Survey on Married Women in Age Group 20-39

83pc had arranged marriages

According to research of Kent, Malaya, Brac universities

Eighty three percent married women aged between 20 and 39 had arranged marriages, according to a collaborative research of the University of Kent, UK; Malaya University, Malaysia; and Brac University, Bangladesh.

Another Brac study showed that 74 percent adolescent girls accept their parents' choice regarding marriage, and less than one percent resort to extreme measures such as elopement if their parents do not accept their choice of a life partner.

The findings of the two studies contrast the government's reasoning behind reducing the minimum legal marriageable age for girls to 16 from 18 with parental consent and/or approval from courts in the proposed child marriage act, said M Niaz Asadullah, faculty of economics and administration, the University of Malaya.     

Asadullah and Zaki Wahhaj, senior lecturers in economics, the University of Kent presented the findings of the two studies -- the Women's Life Choices and Attitudes Survey (WiLCAS), 2014 and marital preferences of adolescents and marital history of their parents in collaboration of Brac in 2012 -- at a seminar titled "Ending Child Marriage -- Empowering Girls or Strengthening the Rule of Law?" at Brac University yesterday morning.

The seminar was organised by Brac Research and Evaluation Division.

The WiLCAS survey was conducted in 64 districts and interviewed over 7,800 women aged between 20 and 39 years; and the Brac survey was conducted in 19 districts and interviewed 4,200 adolescents between 11-16 years and their patents.

The government argued that an increasing number of adolescent girls are attending secondary schools in rural areas and working in the industrial sector and they are more likely to encounter situations where they may be taken advantage of by men and pressured into sexual relationships or persuaded to elope, Asadullah told The Daily Star.

However, the studies show that only 14.5 percent of women in the WiLCAS survey had "love marriages" and their average age of marriage, 16.9 years, was higher than those whose marriages were arranged.

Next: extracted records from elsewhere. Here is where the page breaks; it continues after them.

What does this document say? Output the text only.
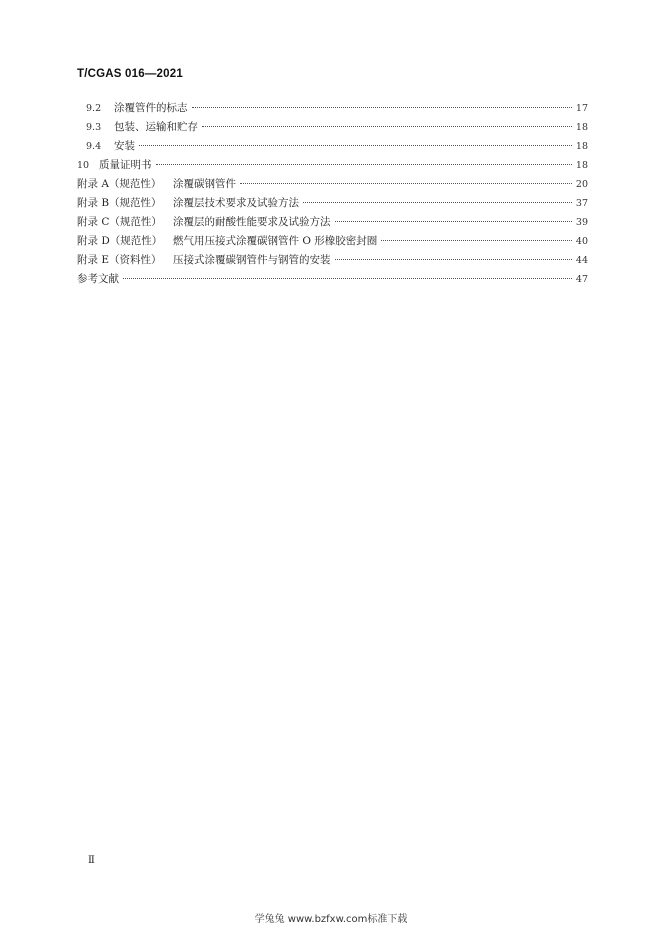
T/CGAS 016—2021
9.2 涂覆管件的标志	17
9.3 包装、运输和贮存	18
9.4 安装	18
10 质量证明书	18
附录 A（规范性） 涂覆碳钢管件	20
附录 B（规范性） 涂覆层技术要求及试验方法	37
附录 C（规范性） 涂覆层的耐酸性能要求及试验方法	39
附录 D（规范性） 燃气用压接式涂覆碳钢管件 O 形橡胶密封圈	40
附录 E（资料性） 压接式涂覆碳钢管件与钢管的安装	44
参考文献	47
Ⅱ
学兔兔 www.bzfxw.com标准下载
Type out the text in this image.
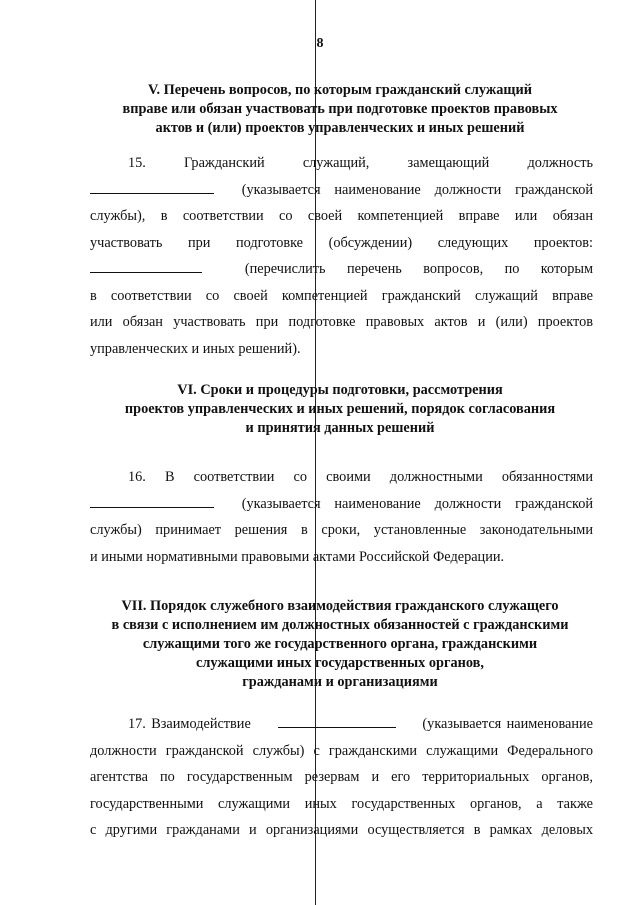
8
V. Перечень вопросов, по которым гражданский служащий
вправе или обязан участвовать при подготовке проектов правовых
актов и (или) проектов управленческих и иных решений
15. Гражданский служащий, замещающий должность
(указывается наименование должности гражданской
службы), в соответствии со своей компетенцией вправе или обязан
участвовать при подготовке (обсуждении) следующих проектов:
(перечислить перечень вопросов, по которым
в соответствии со своей компетенцией гражданский служащий вправе
или обязан участвовать при подготовке правовых актов и (или) проектов
управленческих и иных решений).
VI. Сроки и процедуры подготовки, рассмотрения
проектов управленческих и иных решений, порядок согласования
и принятия данных решений
16. В соответствии со своими должностными обязанностями
(указывается наименование должности гражданской
службы) принимает решения в сроки, установленные законодательными
и иными нормативными правовыми актами Российской Федерации.
VII. Порядок служебного взаимодействия гражданского служащего
в связи с исполнением им должностных обязанностей с гражданскими
служащими того же государственного органа, гражданскими
служащими иных государственных органов,
гражданами и организациями
17. Взаимодействие	(указывается наименование
должности гражданской службы) с гражданскими служащими Федерального
агентства по государственным резервам и его территориальных органов,
государственными служащими иных государственных органов, а также
с другими гражданами и организациями осуществляется в рамках деловых
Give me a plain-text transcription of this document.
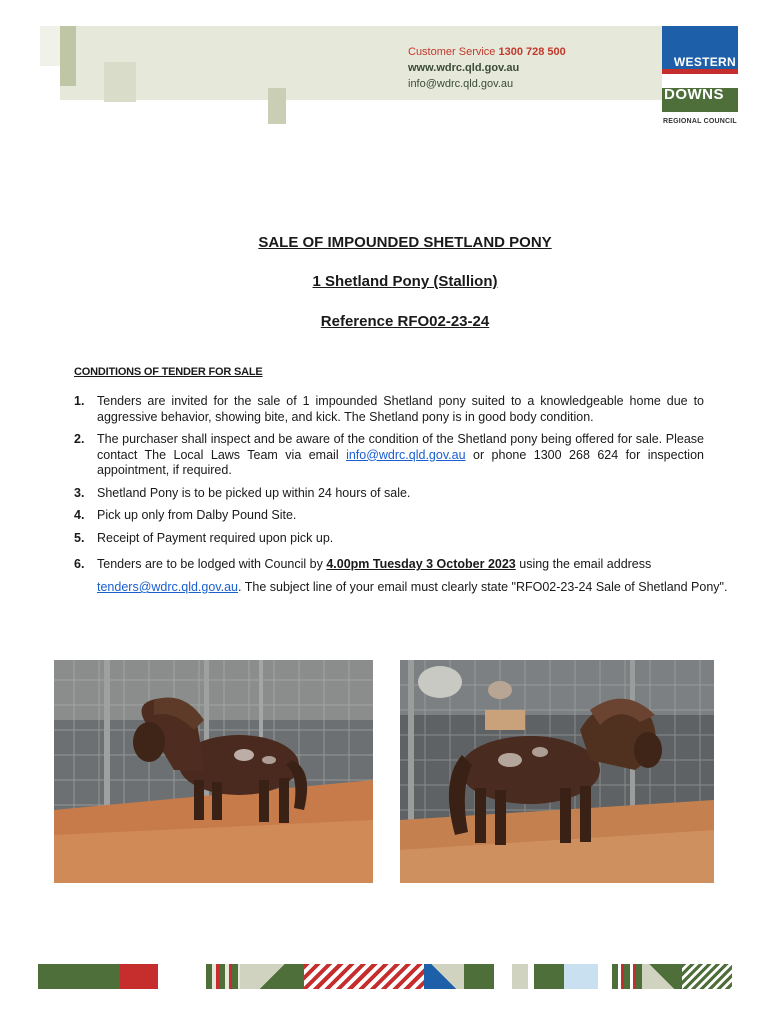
Customer Service 1300 728 500
www.wdrc.qld.gov.au
info@wdrc.qld.gov.au
WESTERN
DOWNS
REGIONAL COUNCIL
SALE OF IMPOUNDED SHETLAND PONY
1 Shetland Pony (Stallion)
Reference RFO02-23-24
CONDITIONS OF TENDER FOR SALE
1. Tenders are invited for the sale of 1 impounded Shetland pony suited to a knowledgeable home due to aggressive behavior, showing bite, and kick. The Shetland pony is in good body condition.
2. The purchaser shall inspect and be aware of the condition of the Shetland pony being offered for sale. Please contact The Local Laws Team via email info@wdrc.qld.gov.au or phone 1300 268 624 for inspection appointment, if required.
3. Shetland Pony is to be picked up within 24 hours of sale.
4. Pick up only from Dalby Pound Site.
5. Receipt of Payment required upon pick up.
6. Tenders are to be lodged with Council by 4.00pm Tuesday 3 October 2023 using the email address
tenders@wdrc.qld.gov.au. The subject line of your email must clearly state "RFO02-23-24 Sale of Shetland Pony".
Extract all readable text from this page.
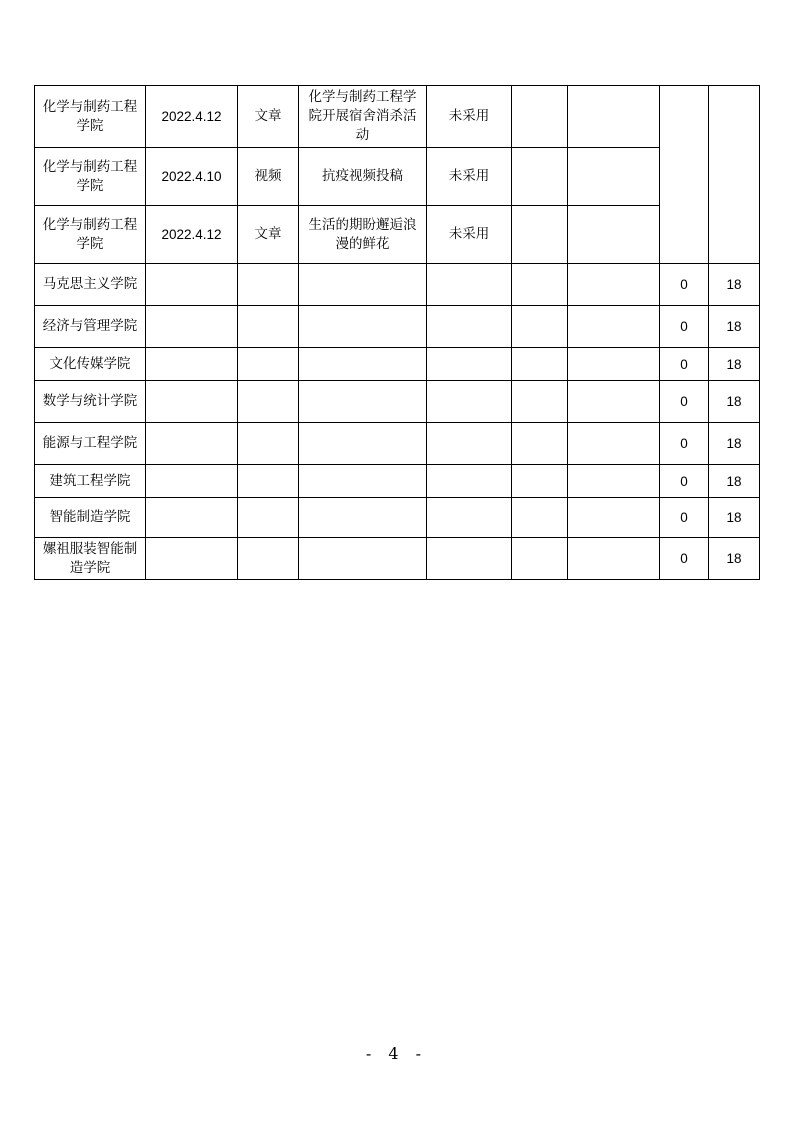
化学与制药工程学院	2022.4.12	文章	化学与制药工程学院开展宿舍消杀活动	未采用				
化学与制药工程学院	2022.4.10	视频	抗疫视频投稿	未采用				
化学与制药工程学院	2022.4.12	文章	生活的期盼邂逅浪漫的鲜花	未采用				
马克思主义学院							0	18
经济与管理学院							0	18
文化传媒学院							0	18
数学与统计学院							0	18
能源与工程学院							0	18
建筑工程学院							0	18
智能制造学院							0	18
嫘祖服装智能制造学院							0	18
- 4 -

In the WiLCAS survey, only three percent said they were married because their parents were concerned about their physical safety, and 72 percent said they were married off because their parents felt it was a good proposal.

Syeda Rizwana Hasan, chief executive of Bangladesh Environmental Lawyers Association, suggested finding out why early marriage is low in some districts and build policies based on the good practices of those districts.

"Early marriages are often found more in places with higher incidence of foreign migration. So it is not just poverty driven; but religious and cultural norms are involved too," said Prof Abdul Bayes, director of Brac Research and Evaluation Division.

Prof Binayek Sen, research director of the Bangladesh Institute of Development Studies (BIDS), among others, spoke.